Stephen practicing deep breathing in an ice tub

The way we breathe directly affects how we feel - both physically and emotionally. It directly influences our nervous system (whether we’re in a calm “rest and digest” mode or stuck in “fight or flight”), as well as our heart rate, blood pressure, and even the chemical balance in our blood. 


By learning to control our breath, we can actually take charge of many of these systems, which otherwise run automatically. We're unique in this ability - no other animals can do this - because we can consciously override our automatic systems!


Nose Breathing vs. Mouth Breathing:

Nose breathing is healthier than mouth breathing. It filters the air we breathe, boosts blood flow, balances carbon dioxide levels, and improves oxygen delivery to our cells. It also reduces dehydration


Without even realising it, many people breathe through their mouth. When you do this through the night it can lead to sleep issues, asthma, allergies, and dental problems. You might want to consider taping your mouth at night, which can help retrain the body to breathe through the nose. If mouth-taping feels unusual at first, try starting with a small strip of micropore tape. It’s safe and gentle, and many people notice big improvements in their sleep.


Here are some breathing techniques you can use to regain control and feel better:


Deep belly breathing
Belly Breathing - or Balloon Breathing:

How: Focus on making each breath long and deep, allowing your belly to rise as you

inhale (as if inflating a balloon) and fall as you exhale (as if allowing the balloon to deflate). 

Benefits: This is ideal for moments when you feel stressed, overwhelmed, or distracted. It activates your body's relaxation response, using more of your lungs than shallow breathing from the chest. It helps prevent stress, grounds you in your body, lowers your heart rate and blood pressure, and can promote calmness by supporting your body’s natural feel-good chemicals. It also helps to improve posture and increase focus, and mental clarity.


Box Breathing:

How: Inhale for 4 seconds, hold for 4 seconds, exhale for 4 seconds, and hold again for 4

seconds. Imagine drawing a box as you do this and repeat for as long as you need to.

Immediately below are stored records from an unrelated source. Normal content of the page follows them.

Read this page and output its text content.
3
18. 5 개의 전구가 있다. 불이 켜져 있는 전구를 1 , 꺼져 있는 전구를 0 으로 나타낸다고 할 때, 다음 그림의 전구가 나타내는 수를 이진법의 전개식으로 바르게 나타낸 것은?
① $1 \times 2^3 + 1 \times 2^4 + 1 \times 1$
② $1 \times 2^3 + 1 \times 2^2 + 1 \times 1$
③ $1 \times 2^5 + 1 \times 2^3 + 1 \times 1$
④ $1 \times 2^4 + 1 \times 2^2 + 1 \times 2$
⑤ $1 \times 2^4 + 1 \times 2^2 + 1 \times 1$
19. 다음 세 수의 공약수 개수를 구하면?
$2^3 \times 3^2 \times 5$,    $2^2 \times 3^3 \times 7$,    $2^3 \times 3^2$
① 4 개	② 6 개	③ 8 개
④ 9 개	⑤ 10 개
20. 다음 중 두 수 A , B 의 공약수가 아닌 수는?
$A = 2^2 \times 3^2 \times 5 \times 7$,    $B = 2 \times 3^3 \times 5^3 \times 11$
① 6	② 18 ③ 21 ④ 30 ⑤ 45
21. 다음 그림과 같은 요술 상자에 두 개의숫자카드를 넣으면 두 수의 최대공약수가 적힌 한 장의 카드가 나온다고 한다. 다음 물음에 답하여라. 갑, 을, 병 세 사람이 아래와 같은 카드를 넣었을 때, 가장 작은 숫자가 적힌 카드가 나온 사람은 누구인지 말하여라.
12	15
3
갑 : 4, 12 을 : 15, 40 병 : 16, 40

Benefits: This is a great technique for stress relief and staying grounded. It’s perfect for grounding yourself before a presentation or calming your nerves after a challenging conversation.


4-7-8 Breathing:

How: Inhale for 4 seconds, hold for 7 seconds, and exhale for 8. Repeat for as long as you need.

Benefits: This method is excellent for relaxing and calming your mind, and can be especially effective for winding down before bed.


Over to You:

Start small - try choosing one of these techniques and practicing it for a few minutes each day. Over time, you could really notice a big difference.